Documentation

Problem definition and solution technique

This example shows how to solve a nonlinear least squares problem in two ways. It first shows the solution without using a Jacobian function. Then it shows how to include a Jacobian, and it shows the efficiency improvement that the Jacobian gives.

The problem has 10 terms with 2 unknowns: find x, a two-dimensional vector, that minimizes

$${\displaystyle \sum _{k=1}^{10}{\left(2+2k-e^{k{x}_1}-e^{k{x}_2}\right)}^2},$$

starting at the point x0 = [0.3,0.4].

Because lsqnonlin assumes that the sum of squares is not explicitly formed in the user function, the function passed to lsqnonlin should compute the vector valued function

$$F_k(x)=2+2k-e^{k{x}_1}-e^{k{x}_2},$$

for k = 1 to 10 (that is, F should have 10 components).

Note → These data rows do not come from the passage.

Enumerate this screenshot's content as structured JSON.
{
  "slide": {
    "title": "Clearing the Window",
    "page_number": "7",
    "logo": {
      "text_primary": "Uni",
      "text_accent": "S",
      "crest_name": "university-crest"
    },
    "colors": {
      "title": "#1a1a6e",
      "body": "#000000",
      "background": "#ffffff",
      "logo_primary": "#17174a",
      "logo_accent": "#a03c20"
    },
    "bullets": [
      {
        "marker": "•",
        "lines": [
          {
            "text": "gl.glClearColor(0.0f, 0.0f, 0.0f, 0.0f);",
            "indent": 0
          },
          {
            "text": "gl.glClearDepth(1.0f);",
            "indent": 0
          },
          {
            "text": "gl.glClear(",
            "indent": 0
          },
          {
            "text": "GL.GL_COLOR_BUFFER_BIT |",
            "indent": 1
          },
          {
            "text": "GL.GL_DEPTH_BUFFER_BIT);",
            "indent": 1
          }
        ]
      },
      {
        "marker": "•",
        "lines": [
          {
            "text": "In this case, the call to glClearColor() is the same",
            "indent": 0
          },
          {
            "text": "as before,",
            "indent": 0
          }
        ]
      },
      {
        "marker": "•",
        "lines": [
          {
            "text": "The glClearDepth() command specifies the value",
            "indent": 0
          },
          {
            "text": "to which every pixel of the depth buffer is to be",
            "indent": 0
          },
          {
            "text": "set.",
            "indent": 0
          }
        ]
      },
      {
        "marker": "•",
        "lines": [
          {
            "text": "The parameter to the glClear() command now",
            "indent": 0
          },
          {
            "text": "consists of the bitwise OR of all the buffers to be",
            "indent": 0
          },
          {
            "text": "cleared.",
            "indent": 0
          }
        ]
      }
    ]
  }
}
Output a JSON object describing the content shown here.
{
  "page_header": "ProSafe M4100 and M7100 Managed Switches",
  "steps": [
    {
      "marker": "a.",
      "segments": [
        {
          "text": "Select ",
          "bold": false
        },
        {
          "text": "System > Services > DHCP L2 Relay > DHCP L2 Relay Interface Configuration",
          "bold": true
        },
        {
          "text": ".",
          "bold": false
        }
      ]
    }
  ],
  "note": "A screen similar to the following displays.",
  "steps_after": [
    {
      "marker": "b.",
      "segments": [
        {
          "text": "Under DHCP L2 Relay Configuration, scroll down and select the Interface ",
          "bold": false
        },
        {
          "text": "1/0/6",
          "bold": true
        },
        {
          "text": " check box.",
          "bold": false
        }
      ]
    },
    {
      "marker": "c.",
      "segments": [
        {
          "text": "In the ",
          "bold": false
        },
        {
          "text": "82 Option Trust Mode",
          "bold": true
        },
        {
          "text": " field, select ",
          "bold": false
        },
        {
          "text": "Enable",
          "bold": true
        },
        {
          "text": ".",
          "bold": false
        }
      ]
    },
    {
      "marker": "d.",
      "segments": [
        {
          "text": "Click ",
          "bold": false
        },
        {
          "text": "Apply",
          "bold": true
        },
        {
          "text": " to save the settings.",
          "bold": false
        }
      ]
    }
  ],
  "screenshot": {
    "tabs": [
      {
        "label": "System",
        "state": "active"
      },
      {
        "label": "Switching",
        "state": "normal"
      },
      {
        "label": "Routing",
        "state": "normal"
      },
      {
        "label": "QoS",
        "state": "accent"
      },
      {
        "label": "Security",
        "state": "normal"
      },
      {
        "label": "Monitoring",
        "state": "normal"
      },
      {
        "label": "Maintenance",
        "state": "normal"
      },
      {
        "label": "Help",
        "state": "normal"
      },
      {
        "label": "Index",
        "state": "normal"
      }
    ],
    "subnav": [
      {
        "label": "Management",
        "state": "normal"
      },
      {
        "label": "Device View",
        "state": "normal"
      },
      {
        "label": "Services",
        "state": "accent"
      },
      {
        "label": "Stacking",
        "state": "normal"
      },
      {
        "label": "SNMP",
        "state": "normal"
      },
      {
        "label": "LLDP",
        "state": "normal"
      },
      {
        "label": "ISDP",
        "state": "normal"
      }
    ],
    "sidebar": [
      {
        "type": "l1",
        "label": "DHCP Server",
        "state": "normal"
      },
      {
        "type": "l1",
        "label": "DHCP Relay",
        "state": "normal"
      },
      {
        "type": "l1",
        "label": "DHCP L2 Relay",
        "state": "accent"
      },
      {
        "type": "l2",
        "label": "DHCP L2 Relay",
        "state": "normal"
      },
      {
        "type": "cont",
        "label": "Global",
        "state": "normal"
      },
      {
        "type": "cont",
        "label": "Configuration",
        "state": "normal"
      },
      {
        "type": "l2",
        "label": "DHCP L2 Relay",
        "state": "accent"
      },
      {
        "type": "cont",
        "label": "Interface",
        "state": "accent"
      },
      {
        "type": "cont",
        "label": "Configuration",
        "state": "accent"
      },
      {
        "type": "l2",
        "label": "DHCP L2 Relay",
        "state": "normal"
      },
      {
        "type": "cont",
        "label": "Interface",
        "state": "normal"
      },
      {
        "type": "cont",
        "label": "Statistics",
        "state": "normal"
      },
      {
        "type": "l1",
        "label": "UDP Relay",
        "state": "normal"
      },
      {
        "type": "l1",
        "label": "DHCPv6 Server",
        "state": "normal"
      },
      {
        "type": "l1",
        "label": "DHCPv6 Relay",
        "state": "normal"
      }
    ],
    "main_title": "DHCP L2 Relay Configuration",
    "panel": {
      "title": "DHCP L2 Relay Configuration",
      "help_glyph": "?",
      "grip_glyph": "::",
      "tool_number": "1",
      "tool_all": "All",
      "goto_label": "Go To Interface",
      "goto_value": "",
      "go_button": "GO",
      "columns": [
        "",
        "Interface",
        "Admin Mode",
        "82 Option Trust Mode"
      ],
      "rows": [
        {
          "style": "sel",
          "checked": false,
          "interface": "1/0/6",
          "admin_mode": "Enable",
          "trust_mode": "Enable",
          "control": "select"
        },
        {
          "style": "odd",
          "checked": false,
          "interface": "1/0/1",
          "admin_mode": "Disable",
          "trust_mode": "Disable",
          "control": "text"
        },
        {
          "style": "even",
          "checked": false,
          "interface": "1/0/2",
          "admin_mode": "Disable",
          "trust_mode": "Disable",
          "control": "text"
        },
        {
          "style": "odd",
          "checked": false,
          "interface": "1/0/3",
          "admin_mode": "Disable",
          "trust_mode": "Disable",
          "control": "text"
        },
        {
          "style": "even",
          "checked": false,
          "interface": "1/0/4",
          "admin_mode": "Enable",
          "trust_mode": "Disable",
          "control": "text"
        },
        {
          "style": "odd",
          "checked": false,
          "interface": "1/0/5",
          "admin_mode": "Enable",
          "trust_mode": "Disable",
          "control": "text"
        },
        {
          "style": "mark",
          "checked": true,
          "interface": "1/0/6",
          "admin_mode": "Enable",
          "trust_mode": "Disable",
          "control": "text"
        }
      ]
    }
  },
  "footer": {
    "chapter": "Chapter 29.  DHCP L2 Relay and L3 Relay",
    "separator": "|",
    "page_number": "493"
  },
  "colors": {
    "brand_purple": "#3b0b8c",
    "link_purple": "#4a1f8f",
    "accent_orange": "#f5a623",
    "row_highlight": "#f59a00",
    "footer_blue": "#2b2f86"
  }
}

Step 1: Write a file myfun.m that computes the objective function values.

function F = myfun(x)
k = 1:10;
F = 2 + 2*k-exp(k*x(1))-exp(k*x(2));

Step 2: Call the nonlinear least-squares routine.

x0 = [0.3,0.4]; % Starting guess
[x,resnorm,res,eflag,output1] = lsqnonlin(@myfun,x0); % Invoke optimizer

Because the Jacobian is not computed in myfun.m, and no Jacobian sparsity pattern is provided by the JacobPattern option in options, lsqnonlin calls the trust-region reflective algorithm with JacobPattern set to Jstr = sparse(ones(10,2)). This is the default for lsqnonlin. Note that the Jacobian option in options is set to 'off' by default.

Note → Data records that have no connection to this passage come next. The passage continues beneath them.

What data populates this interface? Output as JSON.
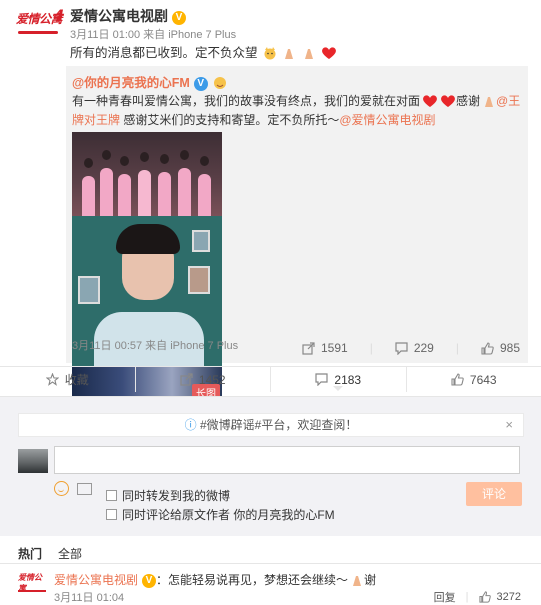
{
  "post": {
    "author": "爱情公寓电视剧",
    "verified_badge": "V",
    "meta": "3月11日 01:00 来自 iPhone 7 Plus",
    "text": "所有的消息都已收到。定不负众望"
  },
  "repost": {
    "author": "@你的月亮我的心FM",
    "verified_badge": "V",
    "text_1": "有一种青春叫爱情公寓，我们的故事没有终点，我们的爱就在对面",
    "text_2": "感谢",
    "mention_1": "@王牌对王牌",
    "text_3": " 感谢艾米们的支持和寄望。定不负所托～",
    "mention_2": "@爱情公寓电视剧",
    "long_image_tag": "长图",
    "meta": "3月11日 00:57 来自 iPhone 7 Plus",
    "share_count": "1591",
    "comment_count": "229",
    "like_count": "985"
  },
  "actionbar": {
    "favorite": "收藏",
    "share": "1452",
    "comment": "2183",
    "like": "7643"
  },
  "comment_box": {
    "notice": "#微博辟谣#平台，欢迎查阅！",
    "close": "×",
    "input_value": "",
    "option_1": "同时转发到我的微博",
    "option_2": "同时评论给原文作者 你的月亮我的心FM",
    "submit": "评论"
  },
  "tabs": {
    "hot": "热门",
    "all": "全部"
  },
  "first_comment": {
    "author": "爱情公寓电视剧",
    "verified_badge": "V",
    "text": "：怎能轻易说再见，梦想还会继续～",
    "text_end": "谢",
    "date": "3月11日 01:04",
    "reply": "回复",
    "like_count": "3272"
  },
  "colors": {
    "accent": "#eb7350",
    "brand_red": "#d6202a",
    "verified_gold": "#ffb400",
    "submit_bg": "#ffc09f"
  }
}
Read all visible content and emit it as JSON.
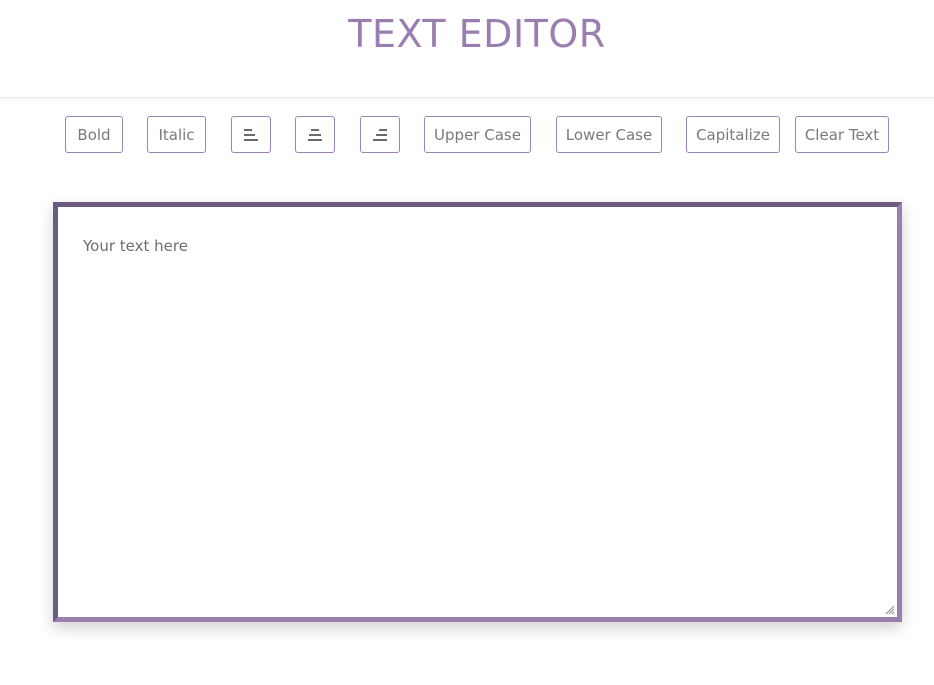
{
  "app": {
    "title": "TEXT EDITOR"
  },
  "toolbar": {
    "bold": "Bold",
    "italic": "Italic",
    "align_left_icon": "align-left-icon",
    "align_center_icon": "align-center-icon",
    "align_right_icon": "align-right-icon",
    "upper_case": "Upper Case",
    "lower_case": "Lower Case",
    "capitalize": "Capitalize",
    "clear_text": "Clear Text"
  },
  "editor": {
    "placeholder": "Your text here",
    "value": ""
  },
  "colors": {
    "accent": "#9a7eb0",
    "accent_dark": "#6b5b7e",
    "button_border": "#9b85b8",
    "text": "#7a7a7a"
  }
}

When the finite-differencing routine is called initially, it detects that Jstr is actually a dense matrix, i.e., no speed benefit is derived from storing it as a sparse matrix. From then on, the finite-differencing routine uses Jstr = ones(10,2) (a full matrix) for the optimization computations.

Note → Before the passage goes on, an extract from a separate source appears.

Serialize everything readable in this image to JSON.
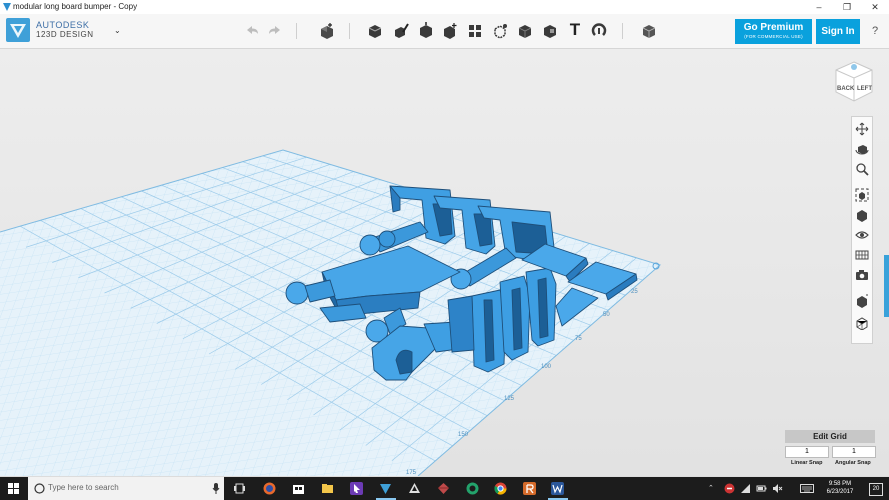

After 72 function evaluations, this example gives the solution

x,resnorm

x = 
     0.2578   0.2578

resnorm = 
     124.3622

Most computer systems can handle much larger full problems, say into the hundreds of equations and variables. But if there is some sparsity structure in the Jacobian (or Hessian) that can be taken advantage of, the large-scale methods always runs faster if this information is provided.

Step 3: Include a Jacobian.

The objective function is simple enough to calculate its Jacobian. Following the definition in Jacobians of Vector Functions, a Jacobian function represents the matrix

$$J_{kj}(x)=\frac{\partial F_k(x)}{\partial x_j}.$$

Here, F_k(x is the kth component of the objective function. This example has

$$F_k(x)=2+2k-e^{k{x}_1}-e^{k{x}_2},$$

so

$$\begin{array}{l}{J}_{k1}(x)=-k{e}^{k{x}_1}\\ J_{k2}(x)=-k{e}^{k{x}_2}.\end{array}$$

Modify the objective function file.

function [F,J] = myfun(x)
k = 1:10;
F = 2 + 2*k-exp(k*x(1))-exp(k*x(2));
if nargout > 1
    J = zeros(10,2);
    J(k,1) = -k.*exp(k*x(1));
    J(k,2) = -k.*exp(k*x(2));
end

Set options so the solver uses the Jacobian.

opts = optimoptions(@lsqnonlin,'Jacobian','on');

Run the solver.

x0 = [0.3 0.4]; % Starting guess
[x,resnorm,res,eflag,output2] = lsqnonlin(@myfun,x0,[],[],opts);

The solution is the same as before.

x,resnorm

x = 
     0.2578   0.2578

resnorm = 
     124.3622

The advantage to using a Jacobian is that the solver takes fewer function evaluations, 24 instead of 72.

[output1.funcCount,output2.funcCount]

ans =
    72    24